Macron está prestes a nomear um novo primeiro-ministro, que é capaz de ser uma mulher, para tentar surfar “l’air du temps”. Seja essa pessoa quem vier a ser, a imprensa francesa já antecipa, com algum humor, que será alguém que os franceses se habituarão rapidamente a detestar.

O PCP

Face ao policiamento pidesco em curso, imagino que alguns achassem que eu deveria começar este texto por um qualquer “disclaimer” preventivo - falando da Ucrânia, de não ser comunista e coisas assim. Mas, deliberadamente, não o farei, porque não tenho de dar a menor satisfação a esse tipo de gente. 

Direi apenas que nem sequer atribuo excessiva importância ao que algumas vozes desgarradas andam por aí agora a remoer contra a legitimidade da existência do Partido Comunista Português, na nossa cena política. 

Devemos tratar isso como meros roncos de ressonância fascistóide, quer sejam ditos por portugueses ou por estrangeiros, respondendo a todos com um imenso desprezo e sem a menor consideração.

Leonardo Padura


O escritor cubano Leonardo Padura está em Portugal, para apresentar o seu novo livro “Como poeira ao vento”. Falámos no domingo, num jantar com amigos. 

Padura continua a olhar de forma muito empenhada o seu país e o quotidiano dos seus concidadãos, com um humor sereno e uma inteligência aberta e muito atenta. É um prazer ouvi-lo.

Conhecemo-nos em Cuba, há quinze anos. Descobrimos então que, nos anos 80 do século passado, ambos tínhamos coincidido em Angola, sem nunca nos termos encontrado.

Nesse ano de 2007, Padura estava a ultimar o seu grande êxito inicial, o extraordinário romance “O homem que gostava de cães”. 

De então para cá, um pouco por todo o mundo, a obra de Leonardo Padura tem-se tornado conhecida e muito apreciada.
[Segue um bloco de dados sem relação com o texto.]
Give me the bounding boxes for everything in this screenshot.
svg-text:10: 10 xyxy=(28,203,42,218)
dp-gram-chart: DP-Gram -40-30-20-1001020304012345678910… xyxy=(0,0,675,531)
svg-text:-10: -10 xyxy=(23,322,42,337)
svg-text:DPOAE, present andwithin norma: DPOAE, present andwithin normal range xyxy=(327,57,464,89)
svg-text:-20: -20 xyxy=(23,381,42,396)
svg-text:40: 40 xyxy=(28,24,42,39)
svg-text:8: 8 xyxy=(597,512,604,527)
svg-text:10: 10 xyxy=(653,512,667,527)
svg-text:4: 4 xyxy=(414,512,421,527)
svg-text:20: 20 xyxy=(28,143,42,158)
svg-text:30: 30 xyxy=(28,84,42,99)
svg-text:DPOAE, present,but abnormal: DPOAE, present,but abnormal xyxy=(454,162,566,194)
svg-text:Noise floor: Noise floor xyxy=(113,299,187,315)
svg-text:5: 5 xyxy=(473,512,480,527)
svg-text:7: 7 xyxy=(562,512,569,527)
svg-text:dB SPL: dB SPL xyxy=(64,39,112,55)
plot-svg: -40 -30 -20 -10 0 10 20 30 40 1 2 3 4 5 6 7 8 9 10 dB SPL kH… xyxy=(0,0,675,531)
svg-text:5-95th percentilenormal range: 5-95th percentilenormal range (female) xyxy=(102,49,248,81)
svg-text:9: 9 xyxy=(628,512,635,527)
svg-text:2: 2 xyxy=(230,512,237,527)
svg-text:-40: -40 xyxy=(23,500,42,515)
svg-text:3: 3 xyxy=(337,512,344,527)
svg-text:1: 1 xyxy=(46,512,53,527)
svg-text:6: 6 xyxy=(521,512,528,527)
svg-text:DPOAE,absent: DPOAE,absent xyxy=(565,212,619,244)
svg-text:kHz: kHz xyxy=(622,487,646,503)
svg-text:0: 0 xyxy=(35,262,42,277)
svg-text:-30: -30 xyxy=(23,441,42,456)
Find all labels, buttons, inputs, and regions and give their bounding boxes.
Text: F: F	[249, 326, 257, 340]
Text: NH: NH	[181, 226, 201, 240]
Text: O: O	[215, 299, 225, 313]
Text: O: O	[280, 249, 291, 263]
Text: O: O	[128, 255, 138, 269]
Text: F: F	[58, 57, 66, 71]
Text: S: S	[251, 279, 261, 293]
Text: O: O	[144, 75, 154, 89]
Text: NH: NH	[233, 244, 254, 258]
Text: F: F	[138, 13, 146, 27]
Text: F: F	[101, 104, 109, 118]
Amanhã, quinta-feira, pelas 19 horas, Leonardo Padura falará no teatro São Luis sobre literatura policial.

Diplomacia

Do grupo de alunos que, com outros colegas da Universidade Autónoma de Lisboa, ajudámos a preparar para o acesso à carreira diplomática - naquele que é, a grande distância, o concurso de entrada mais exigente da função pública - há apurados para a fase final. Da última vez que isso aconteceu, todos foram admitidos. Vamos agora trabalhar para repetir isso.

Serviço público

Em apenas meia-hora, com simpatia e eficiência, resolvi um problema numa Loja do Cidadão. Talvez a questão fosse fácil, talvez eu tenha tido sorte na hora em que fui atendido, a maioria das pessoas não terá a mesma experiência. Mas lá que, desta vez, funcionou, lá isso funcionou!

Frei Bento

Frei Bento Domingos escreve há 30 anos no Público, que agora o homenageou. É uma figura magnífica, um humanista com grande lucidez e coragem.

Boris

Altamente controverso na Câmara dos Comuns do seu país, Boris Johnson faz a unanimidade no parlamento ucraniano.

Claro como a água

Tendo começado na polémica do comissário e do 25 de novembro, prolongando-se agora na questão das condecorações, fica claro que alguns pretendem começar a criar, desde já, um ambiente público divisivo em torno das comemorações dos 50 anos do 25 de Abril, em 2024.

Quase NATO

Em termos formais, a Rússia acha que adesão da Finlândia e da Suécia à NATO agrava a contabilidade em seu desfavor. Porém, na realidade, ambos os países há muito que são “like-minded” com a filosofia NATO. Ou melhor: serão mesmo mais do que alguns dos atuais membros…

Mélenchon

Jean-Luc Mélenchon não pode, em rigor, ser qualificado como um político de extrema-esquerda, não obstante parte desta nele se rever. Contudo, ao ler o que propõe sobre a Europa, percebe-se que os socialistas moderados franceses possam ter uma forte razão para o não apoiarem.

"Never"

"Never complain, never explain", dizia Benjamin Disraeli.